A lot of tomorrow’s analytics will be done locally at the “edge,” or in a public or private cloud. Here’s what will drive where your analysis will happen.
Some say everything — all data and applications — will go to the cloud. Others, such as market research firm IDC, say that around 40 percent of data will be stored, managed, analyzed and kept right where it was produced, at the edge. So where’s the truth? Everywhere, actually. Analytics will be done locally at the edge of the data center, or in a public, private, or hybrid cloud.
The same dynamic played out in computing. The distributed computing model ushered in by PCs didn’t eliminate the need for centralized servers. Likewise, you likely didn’t replace your laptop with a terminal with the birth of the cloud.
Where you do your analytics will ultimately depend on the following five factors:
#1: Speed — Do you need the information now, as in right now, or can it wait? The quicker you need answers, the less likely you are going to the cloud. Remember the “The Great American Eclipse” earlier this summer? In California, it removed about 6 gigawatts of capacity from the grid by blocking the sun, according to CAISO, the operator responsible for 80 percent of the state’s power, or enough for more than four million homes, and then rapidly returned it within a few minutes. CAISO received power data from the grid’s generators every four seconds to prevent the fluctuations that can cause problems.
#2: Reliability and Safety — If Twitter goes down for an hour, it prompts jokes. If water service across the Eastern Seaboard were suddenly disrupted with no explanation, angry calls and panic ensue.

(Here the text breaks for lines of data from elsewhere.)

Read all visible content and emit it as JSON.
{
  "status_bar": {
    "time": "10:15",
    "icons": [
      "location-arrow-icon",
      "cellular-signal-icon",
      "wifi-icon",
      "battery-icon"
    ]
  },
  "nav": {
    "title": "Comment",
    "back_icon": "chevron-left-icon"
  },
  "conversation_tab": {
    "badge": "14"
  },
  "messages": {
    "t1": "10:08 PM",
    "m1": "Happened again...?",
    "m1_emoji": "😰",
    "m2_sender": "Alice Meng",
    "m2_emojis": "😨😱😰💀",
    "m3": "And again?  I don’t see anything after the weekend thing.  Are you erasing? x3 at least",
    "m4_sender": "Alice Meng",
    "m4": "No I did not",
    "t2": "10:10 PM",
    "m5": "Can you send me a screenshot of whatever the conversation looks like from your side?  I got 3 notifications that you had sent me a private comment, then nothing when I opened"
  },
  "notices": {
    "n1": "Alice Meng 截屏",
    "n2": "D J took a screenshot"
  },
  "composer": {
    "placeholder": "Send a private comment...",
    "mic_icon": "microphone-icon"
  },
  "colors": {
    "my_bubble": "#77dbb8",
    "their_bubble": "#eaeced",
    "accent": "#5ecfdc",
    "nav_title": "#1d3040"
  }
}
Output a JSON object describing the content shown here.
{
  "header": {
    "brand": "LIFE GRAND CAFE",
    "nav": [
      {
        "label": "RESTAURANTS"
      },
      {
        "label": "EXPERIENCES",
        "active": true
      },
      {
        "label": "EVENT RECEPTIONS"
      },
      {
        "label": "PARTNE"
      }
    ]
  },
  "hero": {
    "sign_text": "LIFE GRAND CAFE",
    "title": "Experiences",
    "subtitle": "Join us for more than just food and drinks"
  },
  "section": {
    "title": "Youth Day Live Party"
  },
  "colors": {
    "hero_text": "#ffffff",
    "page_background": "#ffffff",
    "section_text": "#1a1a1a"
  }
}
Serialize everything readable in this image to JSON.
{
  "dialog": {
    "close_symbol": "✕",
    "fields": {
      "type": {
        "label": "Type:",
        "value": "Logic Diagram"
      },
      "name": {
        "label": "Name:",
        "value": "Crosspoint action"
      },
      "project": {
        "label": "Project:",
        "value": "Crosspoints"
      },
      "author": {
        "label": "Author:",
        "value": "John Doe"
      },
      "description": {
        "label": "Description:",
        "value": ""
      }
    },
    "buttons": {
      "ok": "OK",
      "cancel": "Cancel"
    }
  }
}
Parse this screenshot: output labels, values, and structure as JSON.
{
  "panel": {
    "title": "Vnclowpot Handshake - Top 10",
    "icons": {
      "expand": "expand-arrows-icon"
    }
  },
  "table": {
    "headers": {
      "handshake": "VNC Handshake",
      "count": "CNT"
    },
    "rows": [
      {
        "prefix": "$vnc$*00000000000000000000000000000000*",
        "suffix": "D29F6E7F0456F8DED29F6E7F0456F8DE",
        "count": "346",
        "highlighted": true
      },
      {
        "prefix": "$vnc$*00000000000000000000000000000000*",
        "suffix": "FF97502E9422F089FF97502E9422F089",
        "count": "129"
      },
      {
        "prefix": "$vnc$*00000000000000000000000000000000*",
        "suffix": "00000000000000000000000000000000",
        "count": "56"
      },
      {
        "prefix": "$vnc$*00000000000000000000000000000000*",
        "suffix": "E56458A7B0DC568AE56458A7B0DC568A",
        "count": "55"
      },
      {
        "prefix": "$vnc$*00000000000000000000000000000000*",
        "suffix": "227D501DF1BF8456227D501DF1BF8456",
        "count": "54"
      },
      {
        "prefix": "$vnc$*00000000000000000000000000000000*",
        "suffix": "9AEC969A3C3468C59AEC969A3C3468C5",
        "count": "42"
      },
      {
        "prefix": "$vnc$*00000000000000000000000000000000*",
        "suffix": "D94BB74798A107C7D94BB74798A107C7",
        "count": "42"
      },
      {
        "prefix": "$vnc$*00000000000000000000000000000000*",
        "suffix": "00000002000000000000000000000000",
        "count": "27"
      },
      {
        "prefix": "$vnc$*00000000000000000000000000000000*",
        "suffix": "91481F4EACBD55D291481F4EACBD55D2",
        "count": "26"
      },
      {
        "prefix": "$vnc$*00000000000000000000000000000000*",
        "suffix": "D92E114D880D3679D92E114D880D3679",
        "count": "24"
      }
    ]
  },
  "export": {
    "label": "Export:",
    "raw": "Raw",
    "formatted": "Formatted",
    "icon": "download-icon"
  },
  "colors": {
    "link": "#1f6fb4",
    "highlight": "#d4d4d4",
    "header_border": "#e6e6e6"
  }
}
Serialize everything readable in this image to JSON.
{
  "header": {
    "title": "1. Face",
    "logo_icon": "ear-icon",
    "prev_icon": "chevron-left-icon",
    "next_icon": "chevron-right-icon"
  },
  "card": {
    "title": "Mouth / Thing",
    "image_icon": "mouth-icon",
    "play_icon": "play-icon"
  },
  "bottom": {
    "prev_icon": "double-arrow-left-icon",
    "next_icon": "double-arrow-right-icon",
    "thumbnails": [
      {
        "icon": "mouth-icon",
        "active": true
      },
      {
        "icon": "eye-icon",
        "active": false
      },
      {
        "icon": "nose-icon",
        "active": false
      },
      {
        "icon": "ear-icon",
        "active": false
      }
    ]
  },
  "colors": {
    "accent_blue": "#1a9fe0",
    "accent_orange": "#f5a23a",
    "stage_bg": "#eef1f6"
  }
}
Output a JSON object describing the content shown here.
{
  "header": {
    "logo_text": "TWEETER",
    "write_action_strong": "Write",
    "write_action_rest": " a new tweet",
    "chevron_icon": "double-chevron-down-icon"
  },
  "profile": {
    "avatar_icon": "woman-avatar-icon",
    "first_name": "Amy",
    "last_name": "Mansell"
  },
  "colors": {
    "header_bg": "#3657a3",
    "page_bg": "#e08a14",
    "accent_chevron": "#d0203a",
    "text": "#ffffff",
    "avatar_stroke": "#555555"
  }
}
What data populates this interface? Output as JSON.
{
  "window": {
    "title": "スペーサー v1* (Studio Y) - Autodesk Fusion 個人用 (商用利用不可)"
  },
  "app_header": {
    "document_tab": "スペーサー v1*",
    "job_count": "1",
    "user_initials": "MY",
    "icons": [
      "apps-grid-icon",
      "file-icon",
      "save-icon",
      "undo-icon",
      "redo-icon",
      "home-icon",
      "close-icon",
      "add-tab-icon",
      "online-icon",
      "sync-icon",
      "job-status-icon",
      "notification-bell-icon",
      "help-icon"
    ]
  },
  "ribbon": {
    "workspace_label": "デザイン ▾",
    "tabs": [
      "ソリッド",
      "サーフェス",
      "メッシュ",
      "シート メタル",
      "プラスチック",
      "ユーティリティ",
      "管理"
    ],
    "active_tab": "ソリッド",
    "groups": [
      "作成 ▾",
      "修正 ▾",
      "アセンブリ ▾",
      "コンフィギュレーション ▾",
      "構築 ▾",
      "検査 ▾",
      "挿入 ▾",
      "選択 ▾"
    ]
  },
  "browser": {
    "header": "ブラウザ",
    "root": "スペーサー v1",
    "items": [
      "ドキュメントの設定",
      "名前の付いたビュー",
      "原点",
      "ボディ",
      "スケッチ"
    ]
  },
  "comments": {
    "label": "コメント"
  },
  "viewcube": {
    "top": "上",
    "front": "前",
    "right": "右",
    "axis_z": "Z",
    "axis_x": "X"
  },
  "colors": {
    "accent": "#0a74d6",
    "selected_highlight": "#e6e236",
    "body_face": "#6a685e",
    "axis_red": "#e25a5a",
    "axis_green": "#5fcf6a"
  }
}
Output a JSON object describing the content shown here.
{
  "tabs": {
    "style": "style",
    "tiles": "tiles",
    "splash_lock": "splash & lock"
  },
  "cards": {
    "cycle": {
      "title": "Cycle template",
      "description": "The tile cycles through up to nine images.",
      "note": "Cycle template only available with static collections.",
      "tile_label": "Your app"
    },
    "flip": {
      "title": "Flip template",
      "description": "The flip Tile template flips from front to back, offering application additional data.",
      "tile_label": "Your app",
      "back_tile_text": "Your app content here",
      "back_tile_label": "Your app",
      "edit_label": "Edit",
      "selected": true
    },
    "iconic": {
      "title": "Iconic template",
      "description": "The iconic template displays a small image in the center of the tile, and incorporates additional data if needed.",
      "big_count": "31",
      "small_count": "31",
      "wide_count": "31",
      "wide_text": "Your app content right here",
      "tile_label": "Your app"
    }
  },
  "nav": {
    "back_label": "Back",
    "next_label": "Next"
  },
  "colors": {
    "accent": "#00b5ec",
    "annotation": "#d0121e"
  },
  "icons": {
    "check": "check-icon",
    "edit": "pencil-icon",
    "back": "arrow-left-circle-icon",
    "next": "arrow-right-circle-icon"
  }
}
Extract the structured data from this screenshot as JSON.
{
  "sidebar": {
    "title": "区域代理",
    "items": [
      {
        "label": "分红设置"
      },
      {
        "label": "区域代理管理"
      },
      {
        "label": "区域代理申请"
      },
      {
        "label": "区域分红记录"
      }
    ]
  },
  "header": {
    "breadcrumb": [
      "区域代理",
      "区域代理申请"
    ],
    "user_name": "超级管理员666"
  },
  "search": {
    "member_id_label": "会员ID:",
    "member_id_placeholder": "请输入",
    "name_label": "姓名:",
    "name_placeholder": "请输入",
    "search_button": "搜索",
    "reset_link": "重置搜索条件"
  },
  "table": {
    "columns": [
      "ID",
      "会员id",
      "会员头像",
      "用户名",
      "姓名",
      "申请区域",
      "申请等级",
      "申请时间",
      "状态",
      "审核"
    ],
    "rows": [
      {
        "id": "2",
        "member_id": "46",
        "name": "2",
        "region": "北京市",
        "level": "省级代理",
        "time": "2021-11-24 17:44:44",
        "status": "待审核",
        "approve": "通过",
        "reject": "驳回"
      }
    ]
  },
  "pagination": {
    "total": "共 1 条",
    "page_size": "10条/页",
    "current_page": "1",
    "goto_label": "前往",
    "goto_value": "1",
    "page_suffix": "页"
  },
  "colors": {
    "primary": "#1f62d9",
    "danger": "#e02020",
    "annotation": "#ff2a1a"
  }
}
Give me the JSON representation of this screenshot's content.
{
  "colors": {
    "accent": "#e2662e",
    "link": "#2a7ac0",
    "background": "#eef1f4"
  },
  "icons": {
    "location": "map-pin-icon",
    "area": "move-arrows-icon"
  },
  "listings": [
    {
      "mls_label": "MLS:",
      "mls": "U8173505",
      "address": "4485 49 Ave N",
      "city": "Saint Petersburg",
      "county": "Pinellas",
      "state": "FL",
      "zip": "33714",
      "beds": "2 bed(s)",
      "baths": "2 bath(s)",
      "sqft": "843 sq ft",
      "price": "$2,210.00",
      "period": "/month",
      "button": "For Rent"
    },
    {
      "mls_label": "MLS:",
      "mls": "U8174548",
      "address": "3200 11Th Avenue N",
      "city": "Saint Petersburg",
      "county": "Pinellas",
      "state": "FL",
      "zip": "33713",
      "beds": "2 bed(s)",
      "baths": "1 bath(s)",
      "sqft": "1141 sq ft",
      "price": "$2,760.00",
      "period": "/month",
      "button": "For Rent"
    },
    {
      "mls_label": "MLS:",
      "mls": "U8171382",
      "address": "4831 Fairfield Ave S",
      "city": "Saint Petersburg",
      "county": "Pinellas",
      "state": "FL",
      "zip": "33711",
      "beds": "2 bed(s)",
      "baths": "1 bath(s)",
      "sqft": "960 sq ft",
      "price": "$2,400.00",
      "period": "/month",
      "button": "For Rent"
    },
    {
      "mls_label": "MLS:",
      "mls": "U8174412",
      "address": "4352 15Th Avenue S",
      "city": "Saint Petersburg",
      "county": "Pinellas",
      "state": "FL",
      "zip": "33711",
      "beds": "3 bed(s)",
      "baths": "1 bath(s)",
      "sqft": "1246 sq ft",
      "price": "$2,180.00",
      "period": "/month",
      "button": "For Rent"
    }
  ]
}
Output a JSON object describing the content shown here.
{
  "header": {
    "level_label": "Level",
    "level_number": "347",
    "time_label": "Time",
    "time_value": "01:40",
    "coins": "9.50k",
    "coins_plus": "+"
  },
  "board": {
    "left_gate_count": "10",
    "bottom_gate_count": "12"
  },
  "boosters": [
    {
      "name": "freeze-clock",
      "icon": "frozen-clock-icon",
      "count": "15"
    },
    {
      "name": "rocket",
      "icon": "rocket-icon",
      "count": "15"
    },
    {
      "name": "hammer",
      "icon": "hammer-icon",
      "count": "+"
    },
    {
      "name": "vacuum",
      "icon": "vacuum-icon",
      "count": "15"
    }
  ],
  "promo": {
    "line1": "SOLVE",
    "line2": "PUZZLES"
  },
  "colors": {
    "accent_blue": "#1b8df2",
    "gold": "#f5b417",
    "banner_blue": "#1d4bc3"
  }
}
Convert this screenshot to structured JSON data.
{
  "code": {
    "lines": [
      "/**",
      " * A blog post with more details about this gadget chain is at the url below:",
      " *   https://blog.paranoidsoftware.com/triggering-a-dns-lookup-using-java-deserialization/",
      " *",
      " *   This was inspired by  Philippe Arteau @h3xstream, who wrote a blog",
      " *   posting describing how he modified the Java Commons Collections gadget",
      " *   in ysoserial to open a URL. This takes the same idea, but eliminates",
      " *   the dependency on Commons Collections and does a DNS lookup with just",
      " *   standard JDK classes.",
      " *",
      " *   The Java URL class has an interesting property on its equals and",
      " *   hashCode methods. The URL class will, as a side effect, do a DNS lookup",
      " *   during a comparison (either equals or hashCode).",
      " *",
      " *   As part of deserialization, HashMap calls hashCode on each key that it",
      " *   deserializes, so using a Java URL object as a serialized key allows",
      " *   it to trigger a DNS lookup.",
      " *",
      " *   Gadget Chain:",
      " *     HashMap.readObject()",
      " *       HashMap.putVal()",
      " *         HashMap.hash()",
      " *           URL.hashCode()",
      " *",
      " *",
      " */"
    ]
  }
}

Oil companies and mining operations, for instance, are adopting cloud technologies for deep analytics, i.e. analyzing existing processes for potential costs savings or optimization. It makes sense because you can spin up thousands of servers at once to tackle massive computing problems, but the answer isn’t needed urgently.
When it comes to “live” operations, however, those remain local. Imagine trying to control a driverless 60-ton truck via the cloud? Or managing undersea drilling operations. Unanticipated repairs can quickly amount to millions of dollars in terms of repair costs and lost revenue. Companies also have to helicopter in IT support as well as beds for the additional personnel. The risks and costs are just too astronomical to not be on the edge.
#3: Bandwidth and Bandwidth Cost — If it’s a torrential amount of data being generated and you don’t need all of it to make a sound analysis, then just send summary data. A “smart factory” might track 50,000 sensors and generate several petabytes a day. Even a standard office building will generate 250 GB or more. Rather than try to analyze data in the cloud or control thermostats remotely, a lot of these jobs will be cheaper and more easily accomplished on a local level. (A lot of smart lighting companies have already gone from cloud-based to distributed control.)
Similarly, wind farms can consist of hundreds of wind-powered turbines, they generate vast amounts of data — revolutions per minute, wind direction and speed, position of the blades relative to the wind — it’s impractical to bear the cost of transmitting all of that data to the cloud to monitor the overall health of the farm.
Wikibon cites a case study of a remote wind farm with security cameras and other sensors. With 200 miles between the cloud and the wind farm, and with an assumed 95 percent traffic reduction by using edge computing capabilities, the total cost of management and processing was reduced to $29,000 from $81,000 over three years. The analyst firm believes that the Internet of Things will develop via an edge-plus-cloud computing design for the “vast majority” of sensor implementations. In this use case, and in other similar ones, an approach of sense locally and transmit summary data to the cloud is more cost-effective.
#4: Location of Your Challenge — Ask yourself who needs the data; is it the engineers at the plant or a whole slew of different parties, organizational departments, or geographically dispersed stakeholders? Is the problem at hand something awry with one particular production line or the design of the overall production line. If it’s a local problem, store and analyzed locally.
The automotive research group at RWTH Aachen in Germany is developing techniques to “correct” problems in EV batteries during production. Researcher Christoph Lienemann believes in-situ monitoring could cut the cost by 20% and rescue scrapped cells from 10 to 2%.
Local successes, of course, can then be replicated and shared across the enterprise.
#5: Complexity of Your Challenge — This is the ultimate factor. Are you examining a few data streams to solve an immediate problem such as optimizing a conveyor belt in a factory or are you comparing thousands of lines across multiple facilities? Are you looking at a patient’s vital signs to determine a course of treatment, or are you developing a new therapeutic that requires studying millions of different proteins? Humans are often underrated as a business intelligence platform: our conclusions far exceed what most machines can do. We just can scale well after a certain point.
Depending on the nature of the analytics in question, many of these factors I’ve discussed will commingle and overlap; some may take a higher priority than others. In the end, as with many things data-related, when it comes to where all the world’s data and applications will leave, the answer isn’t so clear-cut. Rather, this will be determined by the factors of time, type of problem, bandwidth, reliability, safety, and speed. The truth is out there — it’s everywhere and just not where you might expect to find it.